Not mine.

This has to be some sick joke.

So I haven't been feeling well recently, a few stomach aches, but I felt that way all the time. I just attributed it to bad seafood. I go to the doctor, like a good boy, for my check up. I don't think to tell him anything about it. He took my blood, like always and told me he would call in a week. Well not him, but a nurse. I just shrugged my shoulders and left.

I have already decided how I would die.

He called me a week later, not a nurse, but him. Said it wasn't much, but the blood count seemed a bit off. It wasn't my t-cells he says, they were fine. So I went back. He drew more blood and sent them off for more test. He kept frowning, not like normal. I tried to joke with him about him being a vampire, wanting all my blood. He just shakes his head. That is when I got scared.

It wasn't supposed to be like this.

The stomach aches got bad. So bad I could hardly move, I called the doctor only a day later. He said that it was bad; he wants me to come back to the office, the latest blood results were rushed back in.

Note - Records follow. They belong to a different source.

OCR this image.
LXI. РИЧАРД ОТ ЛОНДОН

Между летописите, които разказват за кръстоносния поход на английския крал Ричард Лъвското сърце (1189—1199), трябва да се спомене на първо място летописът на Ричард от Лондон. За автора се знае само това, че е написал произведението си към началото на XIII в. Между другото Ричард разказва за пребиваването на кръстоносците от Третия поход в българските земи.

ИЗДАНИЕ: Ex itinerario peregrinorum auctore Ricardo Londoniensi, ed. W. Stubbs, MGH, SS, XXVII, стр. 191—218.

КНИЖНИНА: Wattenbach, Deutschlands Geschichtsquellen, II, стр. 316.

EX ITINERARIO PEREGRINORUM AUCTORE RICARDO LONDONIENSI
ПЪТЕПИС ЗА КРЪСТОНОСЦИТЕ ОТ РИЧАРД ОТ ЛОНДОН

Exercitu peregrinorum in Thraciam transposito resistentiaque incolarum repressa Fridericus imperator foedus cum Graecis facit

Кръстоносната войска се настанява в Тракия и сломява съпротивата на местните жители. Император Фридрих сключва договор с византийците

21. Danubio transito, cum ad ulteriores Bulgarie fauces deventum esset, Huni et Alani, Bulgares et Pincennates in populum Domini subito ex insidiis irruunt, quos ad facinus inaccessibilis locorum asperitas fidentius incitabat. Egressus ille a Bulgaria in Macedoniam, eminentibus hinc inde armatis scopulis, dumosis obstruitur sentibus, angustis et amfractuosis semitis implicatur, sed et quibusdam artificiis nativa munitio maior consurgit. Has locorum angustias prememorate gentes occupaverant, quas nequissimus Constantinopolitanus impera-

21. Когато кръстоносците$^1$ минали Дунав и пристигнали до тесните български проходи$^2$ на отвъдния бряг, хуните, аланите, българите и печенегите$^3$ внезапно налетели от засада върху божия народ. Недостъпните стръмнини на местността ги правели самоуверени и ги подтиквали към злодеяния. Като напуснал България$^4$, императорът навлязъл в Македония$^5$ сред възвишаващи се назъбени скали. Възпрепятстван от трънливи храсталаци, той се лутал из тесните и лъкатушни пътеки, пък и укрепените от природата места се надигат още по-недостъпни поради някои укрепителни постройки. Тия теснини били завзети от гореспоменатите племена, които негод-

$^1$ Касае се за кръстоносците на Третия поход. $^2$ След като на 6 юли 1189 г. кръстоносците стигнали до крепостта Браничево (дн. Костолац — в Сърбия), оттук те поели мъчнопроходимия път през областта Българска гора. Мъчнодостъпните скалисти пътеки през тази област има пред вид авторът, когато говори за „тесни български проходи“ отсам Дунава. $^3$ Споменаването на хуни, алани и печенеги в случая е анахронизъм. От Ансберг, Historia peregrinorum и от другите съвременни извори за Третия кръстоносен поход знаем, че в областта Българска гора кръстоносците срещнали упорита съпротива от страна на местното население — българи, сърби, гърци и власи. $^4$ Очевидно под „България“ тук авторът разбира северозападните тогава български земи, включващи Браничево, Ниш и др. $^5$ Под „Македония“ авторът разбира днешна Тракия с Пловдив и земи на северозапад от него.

I knew how I was to die, it was planned.

Its cancer he says, of the stomach. He asks me how long I have had stomach aches, I tell him for a long time. He tells me to get my affairs in order. He says that I don't have a long time.

Not now, not today.

I cry, I actually cry. Its not that I am going to die, I know that was going to happen. It's that I am going to die in a way that I am not prepared for. He says that there is no medication, no treatment, for how far along the disease is.

Any day but today.

I go home, and cry some more. How do I tell the others? They can't understand. I pick up the phone, and dial the apartment. They cry too. I pick it up again, and call my family. My aunt, my mother. My siblings. They cry first because I actually called them, then I told them why.

Any Day.

I have pain killers, lots of pain killers. Besides numbing the pain it makes me lethargic. I don't care about anything anymore. My family comes, my aunt and mother come, and my siblings come, leaving their own lives behind.

But Today.

The doctors say that HIV had nothing to do with it. That the cancer would have come anyway. That I would die anyway. I don't know what hurts worse, the pain of seeing my family like this, or leaving everyone behind the wrong way.

No Day, But Today.

At least I am coming home, to my Angel.